Das einzige regelmäßig wiederkehrende Fasten, von welchem das Gesetz weiß, ist das am großen Versöhnungstag, 3 Mo. 16,29; 23,27 ff.; Apg. 27,9. Die Zeit nach dem Exil machte das Fasten in immer weiterem Umfang zur gesetzl. Sitte. Die nationalen Unglückstage, welche den Fall Judas herbeigeführt und besiegelt haben, werden mit Fasten begangen, so der Tag der beginnenden Belagerung (10. Tag des 10. Mon.) 2 Kö. 25,1, der Einnahme Jerusalems (9. Tag des 4. Mon.) Jer. 52,6 f., der Zerstörung des Tempels (7. Tag des 5. Mon.) 2 Kö. 25,8, der Ermordung Gedaljas (im 7. Mon.) Jer. 41,1 ff., vgl. Sach. 8,19. Es entspricht aber weiter der religiösen Veräußerlichung der nachexilischen Zeit, daß das Fasten von besonderen Veranlassungen abgelöst und häufig auch der inneren Verfassung, der es zum Ausdruck dienen sollte, entleert, zu einem selbständigen, als verdienstlich geltenden Stück des relig. Lebens wurde, Jud. 8,6; Sir. 34,31; Tob. 12,9.

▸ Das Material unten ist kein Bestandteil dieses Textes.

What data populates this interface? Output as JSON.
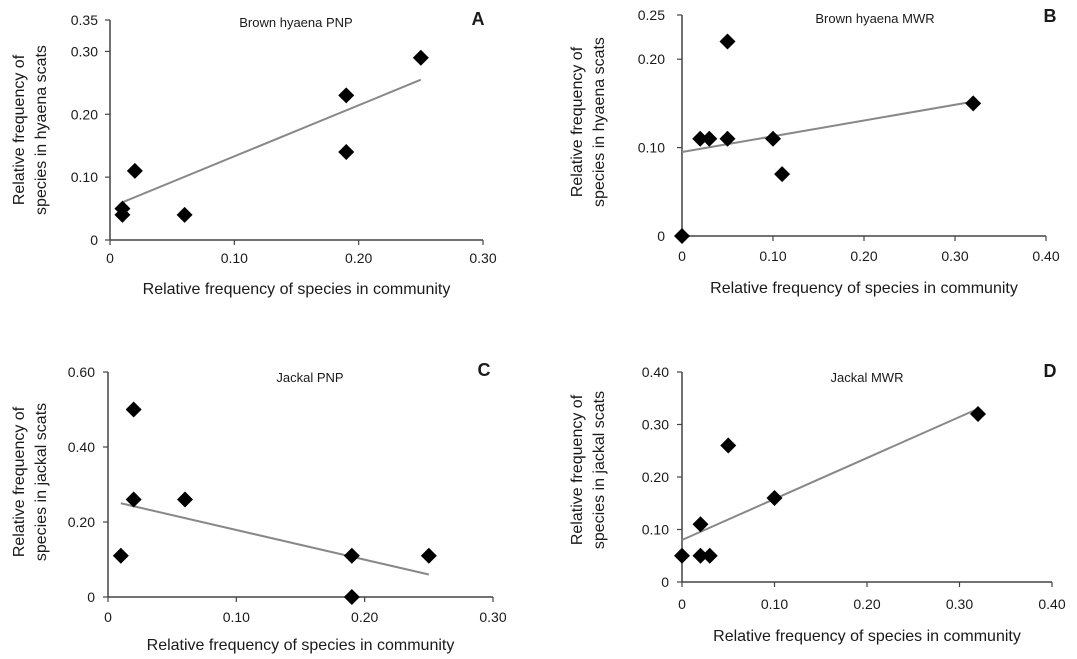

So finden wir es noch im Neuen Testament Die Pharisäer f. zweimal in der Woche, Luk. 18,12, nämlich am 5. Wochentag, an welchem Mose auf den Sinai gestiegen, und am 2. Wochentag, an welchem er wieder herabgekommen sein sollte. Die Jünger des Johannes f. viel. Mt. 9,14. Jesus hat seinen Jüngern für die Zeit, da er bei ihnen war, kein Fasten auferlegt, Mt. 9,15, dasselbe aber auch nicht bekämpft, sondern vor allem nur auf seine Wahrheit zurückgeführt, Mt. 6,16 ff.; nach Mt. 17,21 hat er auch die Meinung, die er in seiner Zeit schon vorfand, gebilligt, daß das Fasten die relig. Geisteskraft steigere und nach Mt. 4,2 selbst vor Beginn seines Lehramts gefastet. Daß die ersten Christen — wohl noch im Anschluß an die jüdische Sitte — gefastet haben, geht aus Apg. 13,2 auch 2,15 hervor. Insbesondere pflegte der außendung v. Evangelisten oder der Verordnung von Gemeindeältesten ein Fasten voranzugehen, Apg. 13,3; 14,23. Dagegen haben wir unter dem Fasten, welches Paulus 2 Kor. 6,5 u. 11,27 von sich aussagt, wohl nicht freiwillig übernommenes, sondern unfreiwilliges Entbehren der Nahrung, wie es sein Beruf je und je mit sich brachte, zu verstehen, Vgl. Kirchenlexikon I, S. 514, Art. Fasten.